Son gritos en el cielo, y en la tierra
son actos
Assim o experimentei com os primeiros poemas que lembro, lidos num livro escolar de Lengua Española, durante a etapa do ensino primário. Aqueles poemas de amor de Garcilaso de la Vega eram realmente sublimes, e demandavam um mundo formoso à sua volta, uma sombra de uma árvore generosa. Foi nesse momento quando descobri pela primeira vez a poesia, essa energia misteriosa das palavras e da sua música (nem sendo propriamente música), para unirem-se, abraçarem-se e criarem mundos maravilhosos de sensações maravilhosas. Não comprendia o sentido de todos os versos, o sentido e o significado de todas as palavras, mas tanto tinha, compreendia a beleza essencial, a fusão única da sua forma e do seu conteúdo. Alguns anos mais tarde, ainda na infância, comecei a escrever poesia. Só muito depois soube o difícil que é domar as palavras, o difícil que é procurá-las e o difícil que é que elas venham, apenas para fazer um bom verso. Cumpre aprender a arte de amá-las, de pesá-las, de acarinhá-las, de saboreá-las longamente no padal, de senti-las em cada sílaba, em cada consoante e em cada vogal. Os partos são sempre dolorosos. Há dias que elas vêm todas juntas, rapidamente, de mãos dadas em cada linha. Há outros que são como as gotas de uma pingueira, formam-se e caem lentamente no papel.
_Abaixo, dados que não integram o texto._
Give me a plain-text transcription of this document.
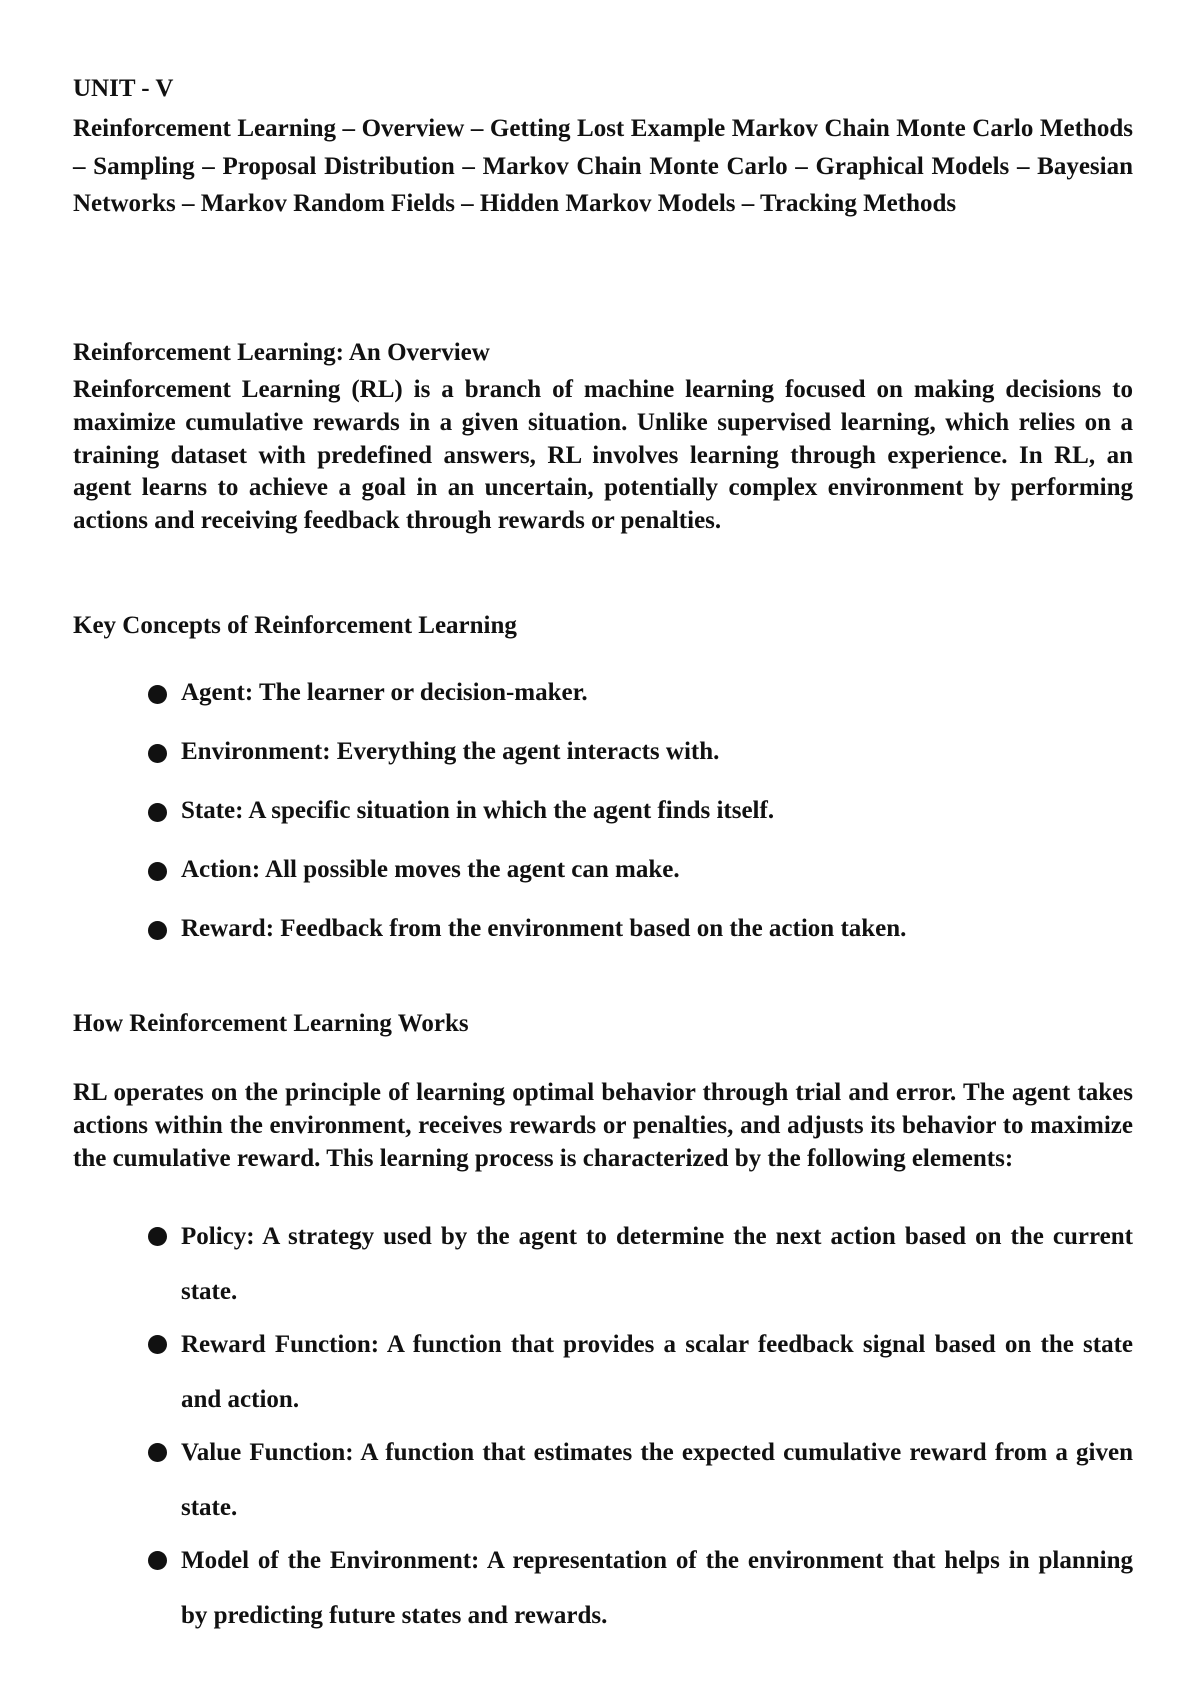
UNIT - V

Reinforcement Learning – Overview – Getting Lost Example Markov Chain Monte Carlo Methods – Sampling – Proposal Distribution – Markov Chain Monte Carlo – Graphical Models – Bayesian Networks – Markov Random Fields – Hidden Markov Models – Tracking Methods

Reinforcement Learning: An Overview

Reinforcement Learning (RL) is a branch of machine learning focused on making decisions to maximize cumulative rewards in a given situation. Unlike supervised learning, which relies on a training dataset with predefined answers, RL involves learning through experience. In RL, an agent learns to achieve a goal in an uncertain, potentially complex environment by performing actions and receiving feedback through rewards or penalties.

Key Concepts of Reinforcement Learning

Agent: The learner or decision-maker.
Environment: Everything the agent interacts with.
State: A specific situation in which the agent finds itself.
Action: All possible moves the agent can make.
Reward: Feedback from the environment based on the action taken.

How Reinforcement Learning Works

RL operates on the principle of learning optimal behavior through trial and error. The agent takes actions within the environment, receives rewards or penalties, and adjusts its behavior to maximize the cumulative reward. This learning process is characterized by the following elements:

Policy: A strategy used by the agent to determine the next action based on the current state.
Reward Function: A function that provides a scalar feedback signal based on the state and action.
Value Function: A function that estimates the expected cumulative reward from a given state.
Model of the Environment: A representation of the environment that helps in planning by predicting future states and rewards.
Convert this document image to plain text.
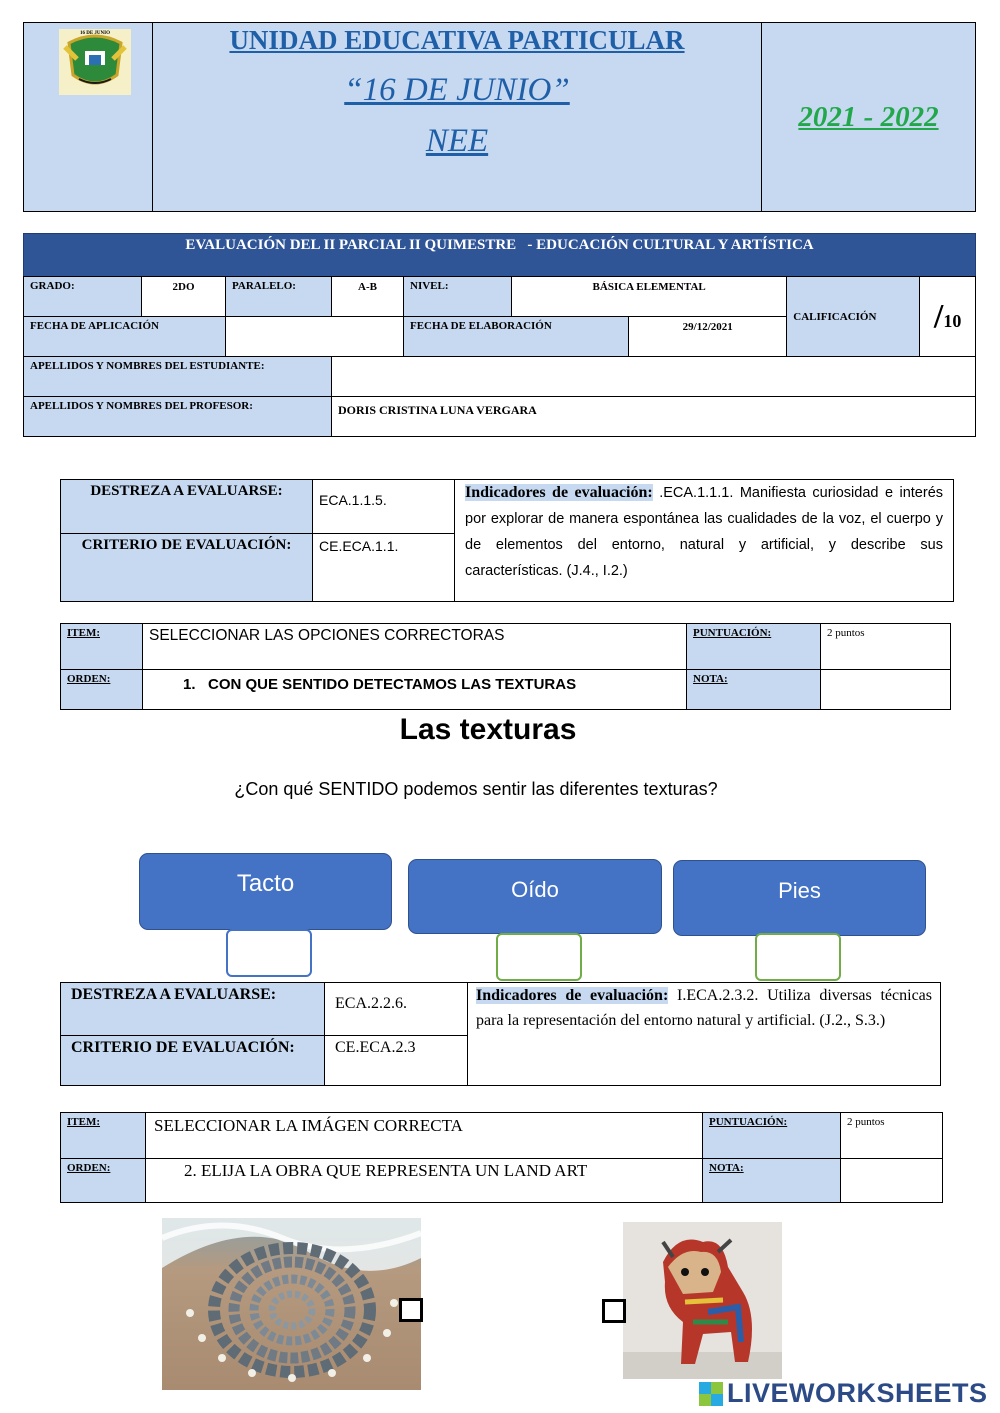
16 DE JUNIO	UNIDAD EDUCATIVA PARTICULAR
“16 DE JUNIO”
NEE
	2021 - 2022
EVALUACIÓN DEL II PARCIAL II QUIMESTRE   - EDUCACIÓN CULTURAL Y ARTÍSTICA
GRADO:	2DO	PARALELO:	A-B	NIVEL:	BÁSICA ELEMENTAL		CALIFICACIÓN	/10
FECHA DE APLICACIÓN				FECHA DE ELABORACIÓN		29/12/2021		
APELLIDOS Y NOMBRES DEL ESTUDIANTE:								
APELLIDOS Y NOMBRES DEL PROFESOR:			DORIS CRISTINA LUNA VERGARA					
DESTREZA A EVALUARSE:	ECA.1.1.5.	Indicadores de evaluación: .ECA.1.1.1. Manifiesta curiosidad e interés por explorar de manera espontánea las cualidades de la voz, el cuerpo y de elementos del entorno, natural y artificial, y describe sus características. (J.4., I.2.)
CRITERIO DE EVALUACIÓN:	CE.ECA.1.1.	
ITEM:	SELECCIONAR LAS OPCIONES CORRECTORAS	PUNTUACIÓN:	2 puntos
ORDEN:	1.   CON QUE SENTIDO DETECTAMOS LAS TEXTURAS	NOTA:	
Las texturas
¿Con qué SENTIDO podemos sentir las diferentes texturas?
Tacto	Oído	Pies
DESTREZA A EVALUARSE:	ECA.2.2.6.	Indicadores de evaluación: I.ECA.2.3.2. Utiliza diversas técnicas para la representación del entorno natural y artificial. (J.2., S.3.)
CRITERIO DE EVALUACIÓN:	CE.ECA.2.3	
ITEM:	SELECCIONAR LA IMÁGEN CORRECTA	PUNTUACIÓN:	2 puntos
ORDEN:	2. ELIJA LA OBRA QUE REPRESENTA UN LAND ART	NOTA:	
LIVEWORKSHEETS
Acima falamos da ética na estética. Eis um exemplo prodigioso desta fusão explícita, do aroma do bem e da verdade na poesia, as estrofes iniciais de uma formosíssima composição de Tíbulo:
Divitias alius fulvo sibi congerat auro, Riquezas outro para si amontoe de ouro dourado,
Et teneat culti iugera multa soli, e possua muitas jugadas de campo cultivado,
Quem labor adsiduus vicino terreat hoste, quem, o inimigo próximo, o ardor contínuo arrepie,
Martia cui somnos classica pulsa fugent: a quem o sono tirem as estridentes trombetas de guerra
Me mea paupertas vita traducat inerti, A mim a minha pobreza me conduza ao longo duma vida aprazível,
Dum meus adsiduo luceat igne focus. enquanto o meu lar quecer co lume constante.
Ipse seram teneras maturo tempore vites Eu mesmo, labrego, plantarei no seu tempo as maduras vides,
Rusticus et facili grandia poma manu e com mão hábil as grandes árvores frutíferas
Tíbulo. Carmina. Livro I, 1-8
Mas apesar destas estrofes maravilhosas de Tíbulo, onde confluem a estética e a ética no oco de ouro de cada cesura, na profunda harmonia do rio das aliterações em cada verso; apesar desse ritmo perfeito que acarícia cada sílaba e cada vocábulo dos hemistíquios, sem ter que recorrer à rima moderna, o trecho poético mais sublime que conheço até hoje são uns versos de Camões, musicados pelo Zeca Afonso. Eles pertencem ao poema Endechas a Bárbara Escrava. Cada um é uma joia e uma obra-prima em si mesmo, mas os meus preferidos são os seguintes:
Nem no campo flores,
nem no céu estrelas,
me parecem belas
como os meus amores
A ética fica oculta desta volta, mas essas grinaldas singelas penetram diretamente na alma, apesar da carga da rima, voam livres como pombas brancas. A rima de facto desaparece magicamente, torna-se mais uma sílaba do poema. Qual será a ética que estes sons sublimes nos assinalam? Esse corpo preto e desejado de uma escrava, esse espírito ainda livre, não deveriam poder ser amados num mundo também livre, sem cadeias? E lembrando só a estrofe, sem o seu contexto concreto, por acaso a beleza da mulher amada e da natureza não reclamam também a beleza moral do mundo? Flores, estrelas, meus amores, liberdade, verdade, justiça.